There's a Valve option on the output, with a tiny knob for adjusting the saturation threshold. By default, it's a little hotter than we'd like for everyday use, but it's easily dialled back (you can turn it up too, for obvious drive).
The gentle saturation can be most useful for taming aggressive transients, such as those caused by treble boosting.
As well as imparting analogue-style warmth, the Valve mode also subtly damps the upper treble. The Clean mode disables the valve simulation altogether.
Added bells and whistles
NobleQex has an additional midrange bell EQ that's focused on the 150-5000Hz range, nicely complementing the existing treble-focused bell. There's also an Attenuation Shift control for setting the frequency offset of the bass shelves.
In use, typical Pultec-style equalisation is easily had. As much as we love Pultec EQs, though, their limited nature means we often use them as an 'enhancer' in conjunction with a more conventional EQ.
PSP have thought about this, as their additions make NobleQex viable as a channel EQ for general signal-shaping, like a console-style EQ.
Still, the filters are broad, musical and decidedly non-surgical - for instance, the low shelves can have effects as far up as 1kHz - so you will sometimes need to bust out an additional digital EQ for precise tweaks.
The low end section can add serious thump to any signal - great for bass and drums - but reducing the Attenuation Shift focuses this effect further, while cranking it gives looser, broader enhancement. It's a great addition, as you can get the low-end clout just right.
The midrange and treble sections give very smooth results, and we found these filters useful for highlighting elements in mixed signals, such as when mastering. And shining up the top end with the treble bell boost is an aural pleasure.
Rack 'em up
We compared NobleQ to a few of the most revered Pultec EQ plug-ins, namely Softube PE 1C, Universal Audio's Pultec EQP-1A and IK Multimedia's Vintage Tube Program Equalizer.
We first had a go at recreating the same EQ sound with all four plug-ins, and while this is far from a scientific or definitive test, it gave us insight into the differing calibration of controls across the plug-ins.
As for sound, broadly speaking, we found the UA effort a little 'flat' compared to the others, also noting that it doesn't model harmonic distortion at all.
The IK just edges it as our favourite for treble bell boosting, but only with its Oversampling option engaged.

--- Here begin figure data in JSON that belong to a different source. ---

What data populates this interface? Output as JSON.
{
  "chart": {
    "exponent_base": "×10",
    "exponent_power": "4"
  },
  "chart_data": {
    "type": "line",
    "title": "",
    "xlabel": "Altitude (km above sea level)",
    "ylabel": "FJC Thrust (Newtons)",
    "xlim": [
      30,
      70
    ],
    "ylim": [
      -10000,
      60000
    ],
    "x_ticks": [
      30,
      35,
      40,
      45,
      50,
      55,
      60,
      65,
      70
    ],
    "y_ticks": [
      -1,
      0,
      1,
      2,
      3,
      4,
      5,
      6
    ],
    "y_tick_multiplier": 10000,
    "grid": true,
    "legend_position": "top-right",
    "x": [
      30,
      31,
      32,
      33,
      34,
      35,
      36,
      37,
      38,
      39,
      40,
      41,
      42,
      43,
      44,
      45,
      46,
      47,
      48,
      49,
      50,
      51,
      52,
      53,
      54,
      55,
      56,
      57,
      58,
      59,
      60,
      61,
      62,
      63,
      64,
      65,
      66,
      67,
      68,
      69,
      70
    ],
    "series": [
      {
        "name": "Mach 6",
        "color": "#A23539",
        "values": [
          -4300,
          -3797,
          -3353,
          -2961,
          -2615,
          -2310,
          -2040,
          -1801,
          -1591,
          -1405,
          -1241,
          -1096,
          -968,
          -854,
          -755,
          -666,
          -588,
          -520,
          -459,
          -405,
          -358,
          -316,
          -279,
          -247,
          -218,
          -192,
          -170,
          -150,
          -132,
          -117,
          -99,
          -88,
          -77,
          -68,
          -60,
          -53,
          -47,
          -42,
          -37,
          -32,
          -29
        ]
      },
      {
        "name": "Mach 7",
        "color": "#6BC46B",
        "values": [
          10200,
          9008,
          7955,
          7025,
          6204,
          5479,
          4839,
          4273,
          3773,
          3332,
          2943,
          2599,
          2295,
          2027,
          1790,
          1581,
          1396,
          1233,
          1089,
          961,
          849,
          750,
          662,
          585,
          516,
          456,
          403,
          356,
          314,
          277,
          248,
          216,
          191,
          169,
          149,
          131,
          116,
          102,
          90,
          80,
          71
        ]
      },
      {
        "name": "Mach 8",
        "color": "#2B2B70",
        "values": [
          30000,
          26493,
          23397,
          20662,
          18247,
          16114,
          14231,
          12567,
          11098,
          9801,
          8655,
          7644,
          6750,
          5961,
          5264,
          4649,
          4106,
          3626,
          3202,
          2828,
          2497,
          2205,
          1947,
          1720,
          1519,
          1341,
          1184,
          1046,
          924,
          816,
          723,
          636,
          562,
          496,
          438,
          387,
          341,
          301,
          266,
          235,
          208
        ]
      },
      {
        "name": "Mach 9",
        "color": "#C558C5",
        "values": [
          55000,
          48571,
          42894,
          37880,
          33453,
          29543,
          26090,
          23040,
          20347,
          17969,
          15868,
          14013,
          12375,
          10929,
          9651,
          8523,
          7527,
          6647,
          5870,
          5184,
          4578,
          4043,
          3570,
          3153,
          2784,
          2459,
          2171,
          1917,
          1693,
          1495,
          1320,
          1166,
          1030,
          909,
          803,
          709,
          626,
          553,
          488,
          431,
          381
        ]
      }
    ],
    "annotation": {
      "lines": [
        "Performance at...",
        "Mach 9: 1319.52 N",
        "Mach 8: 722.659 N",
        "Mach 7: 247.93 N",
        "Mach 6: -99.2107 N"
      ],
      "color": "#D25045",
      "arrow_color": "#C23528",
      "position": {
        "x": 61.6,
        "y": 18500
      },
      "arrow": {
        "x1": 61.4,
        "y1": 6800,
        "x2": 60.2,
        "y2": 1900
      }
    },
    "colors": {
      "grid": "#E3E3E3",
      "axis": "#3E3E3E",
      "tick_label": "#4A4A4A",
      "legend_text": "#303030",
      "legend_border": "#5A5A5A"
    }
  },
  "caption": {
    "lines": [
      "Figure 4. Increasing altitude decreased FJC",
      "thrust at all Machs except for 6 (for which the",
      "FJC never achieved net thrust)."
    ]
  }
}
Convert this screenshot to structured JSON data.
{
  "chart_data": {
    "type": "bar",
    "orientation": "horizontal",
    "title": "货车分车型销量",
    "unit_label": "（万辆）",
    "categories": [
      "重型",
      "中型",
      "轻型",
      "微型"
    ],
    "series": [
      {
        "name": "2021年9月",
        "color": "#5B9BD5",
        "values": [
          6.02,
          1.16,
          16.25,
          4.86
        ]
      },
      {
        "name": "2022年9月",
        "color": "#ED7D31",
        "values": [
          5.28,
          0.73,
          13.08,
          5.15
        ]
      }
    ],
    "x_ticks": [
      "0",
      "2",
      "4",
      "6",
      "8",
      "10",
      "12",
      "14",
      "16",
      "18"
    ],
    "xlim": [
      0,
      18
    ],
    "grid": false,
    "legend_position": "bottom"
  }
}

We also preferred the low end on the PSP and IK efforts to the others.
Overall, the differences aren't dramatic, but we can say with certainty that NobleQ easily stands up to the best Pultec plug-ins out there. And when you factor in its far greater flexibility, it's arguably the most appealing of the lot.
In all, NobleQ sounds as good as you'd expect from PSP. We almost always skipped NobleQ, though, in favour of NobleQex, since we couldn't think of a reason not to have its full array of features to hand, which make it suitable for mixing and mastering any type of material.
If you're in the market for an analogue-style EQ, you should check this one out even if you've already got a Pultec-alike, since this one goes beyond the limited vintage design.